A mistake leads to obsession and tragedy in this stark modern retelling of Romeo and Juliet.
Anthony Lopes spent the first 17 years of his life in the blue-collar Portuguese-American neighborhood of Galilee, R.I., wanting nothing more than to be a fisherman, like his late father and all the straightforward, strapping men he knows. But a chance discovery by a friend tempts the young man into one foolish move, and an attempted burglary of a supposedly empty house results in both death and love. The death is accidental, as Anthony pushes a man over a stair railing in order to escape. But before that fatal moment, a brief meeting in the dark between Anthony and the victim’s daughter marks them both.

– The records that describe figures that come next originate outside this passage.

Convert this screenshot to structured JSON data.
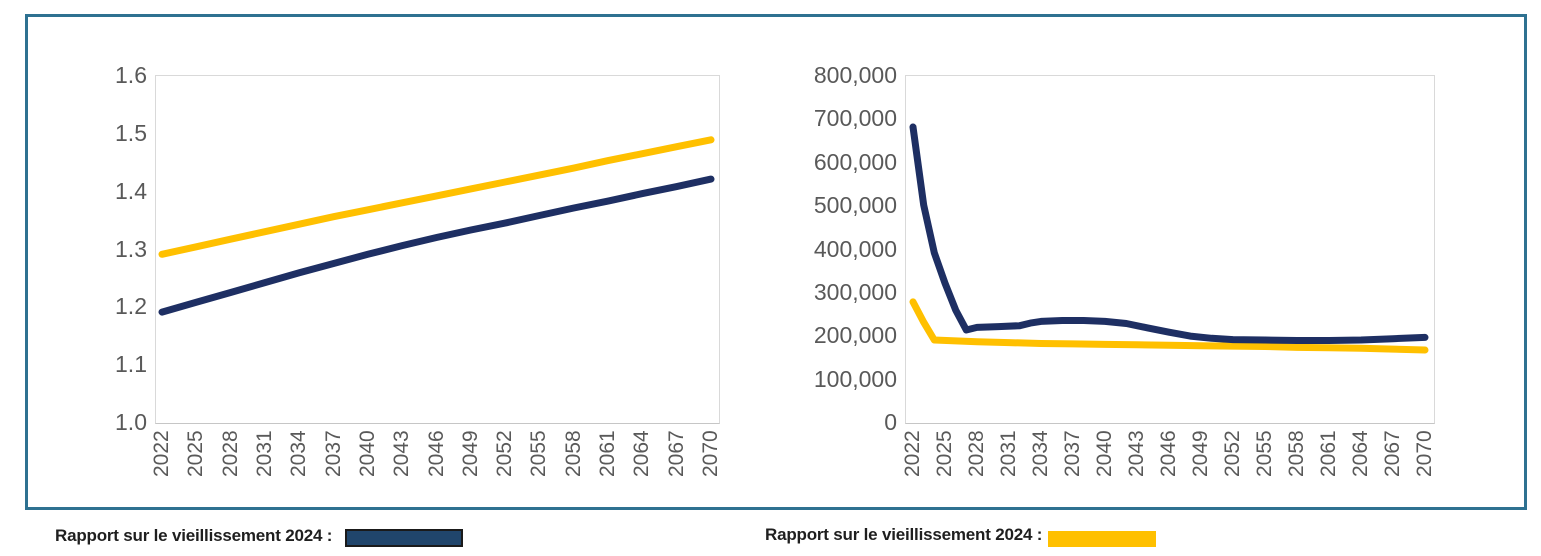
{
  "colors": {
    "navy": "#1E2F63",
    "yellow": "#FFC000",
    "axis_text": "#595959",
    "plot_border": "#D9D9D9",
    "frame_border": "#2E7191",
    "legend_navy_swatch": "#20456B",
    "legend_yellow_swatch": "#FFC000"
  },
  "legend_left": {
    "label": "Rapport sur le vieillissement 2024 :",
    "swatch_color": "#20456B",
    "swatch_border": "#1a1a1a"
  },
  "legend_right": {
    "label": "Rapport sur le vieillissement 2024 :",
    "swatch_color": "#FFC000"
  },
  "chart_data": [
    {
      "id": "left-chart",
      "type": "line",
      "title": "",
      "xlabel": "",
      "ylabel": "",
      "grid": false,
      "legend_position": "none",
      "x_range": [
        2022,
        2070
      ],
      "ylim": [
        1.0,
        1.6
      ],
      "x_tick_labels": [
        "2022",
        "2025",
        "2028",
        "2031",
        "2034",
        "2037",
        "2040",
        "2043",
        "2046",
        "2049",
        "2052",
        "2055",
        "2058",
        "2061",
        "2064",
        "2067",
        "2070"
      ],
      "y_ticks": [
        {
          "label": "1.6",
          "value": 1.6
        },
        {
          "label": "1.5",
          "value": 1.5
        },
        {
          "label": "1.4",
          "value": 1.4
        },
        {
          "label": "1.3",
          "value": 1.3
        },
        {
          "label": "1.2",
          "value": 1.2
        },
        {
          "label": "1.1",
          "value": 1.1
        },
        {
          "label": "1.0",
          "value": 1.0
        }
      ],
      "series": [
        {
          "name": "yellow-line",
          "color_key": "yellow",
          "x": [
            2022,
            2025,
            2028,
            2031,
            2034,
            2037,
            2040,
            2043,
            2046,
            2049,
            2052,
            2055,
            2058,
            2061,
            2064,
            2067,
            2070
          ],
          "values": [
            1.29,
            1.303,
            1.316,
            1.329,
            1.342,
            1.355,
            1.367,
            1.379,
            1.391,
            1.403,
            1.415,
            1.427,
            1.439,
            1.452,
            1.464,
            1.476,
            1.488
          ]
        },
        {
          "name": "navy-line",
          "color_key": "navy",
          "x": [
            2022,
            2025,
            2028,
            2031,
            2034,
            2037,
            2040,
            2043,
            2046,
            2049,
            2052,
            2055,
            2058,
            2061,
            2064,
            2067,
            2070
          ],
          "values": [
            1.19,
            1.207,
            1.224,
            1.241,
            1.258,
            1.274,
            1.29,
            1.305,
            1.319,
            1.332,
            1.344,
            1.357,
            1.37,
            1.382,
            1.395,
            1.407,
            1.42
          ]
        }
      ]
    },
    {
      "id": "right-chart",
      "type": "line",
      "title": "",
      "xlabel": "",
      "ylabel": "",
      "grid": false,
      "legend_position": "none",
      "x_range": [
        2022,
        2070
      ],
      "ylim": [
        0,
        800000
      ],
      "x_tick_labels": [
        "2022",
        "2025",
        "2028",
        "2031",
        "2034",
        "2037",
        "2040",
        "2043",
        "2046",
        "2049",
        "2052",
        "2055",
        "2058",
        "2061",
        "2064",
        "2067",
        "2070"
      ],
      "y_ticks": [
        {
          "label": "800,000",
          "value": 800000
        },
        {
          "label": "700,000",
          "value": 700000
        },
        {
          "label": "600,000",
          "value": 600000
        },
        {
          "label": "500,000",
          "value": 500000
        },
        {
          "label": "400,000",
          "value": 400000
        },
        {
          "label": "300,000",
          "value": 300000
        },
        {
          "label": "200,000",
          "value": 200000
        },
        {
          "label": "100,000",
          "value": 100000
        },
        {
          "label": "0",
          "value": 0
        }
      ],
      "series": [
        {
          "name": "yellow-line",
          "color_key": "yellow",
          "x": [
            2022,
            2023,
            2024,
            2026,
            2028,
            2031,
            2034,
            2037,
            2040,
            2043,
            2046,
            2049,
            2052,
            2055,
            2058,
            2061,
            2064,
            2067,
            2070
          ],
          "values": [
            277000,
            230000,
            189000,
            187000,
            185000,
            183000,
            181000,
            180000,
            179000,
            178000,
            177000,
            176000,
            175000,
            174000,
            172000,
            171000,
            170000,
            168000,
            166000
          ]
        },
        {
          "name": "navy-line",
          "color_key": "navy",
          "x": [
            2022,
            2023,
            2024,
            2025,
            2026,
            2027,
            2028,
            2030,
            2032,
            2033,
            2034,
            2036,
            2038,
            2040,
            2042,
            2044,
            2046,
            2048,
            2050,
            2052,
            2055,
            2058,
            2061,
            2064,
            2067,
            2070
          ],
          "values": [
            680000,
            500000,
            390000,
            320000,
            258000,
            212000,
            218000,
            220000,
            222000,
            228000,
            232000,
            234000,
            234000,
            232000,
            227000,
            217000,
            207000,
            198000,
            193000,
            190000,
            189000,
            188000,
            188000,
            189000,
            192000,
            195000
          ]
        }
      ]
    }
  ]
}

The young woman, Hannah Forbes, may be summering at a nearby island, but she belongs to another world. Unlike Anthony, a poor high-school dropout, she’s rich, her Rhode Island summer only a break from the prestigious girls’ school she attends in a ritzy Connecticut suburb. He arranges a beach meeting, and before she knows who he is, they fall into heedless teenage love. When he’s captured and jumps bail, they run away together to a romantic finale—or at least that’s how the older, hospitalized Anthony remembers it. The book is told in flashbacks, and the suggestion that Anthony might be plagued by mental instability casts doubt on his story.
The plain prose is curiously cool and can be distancing, but Shakespeare, as reinterpreted by Greene (I’ll Never Be Long Gone, 2005, etc.), still has the power to shock.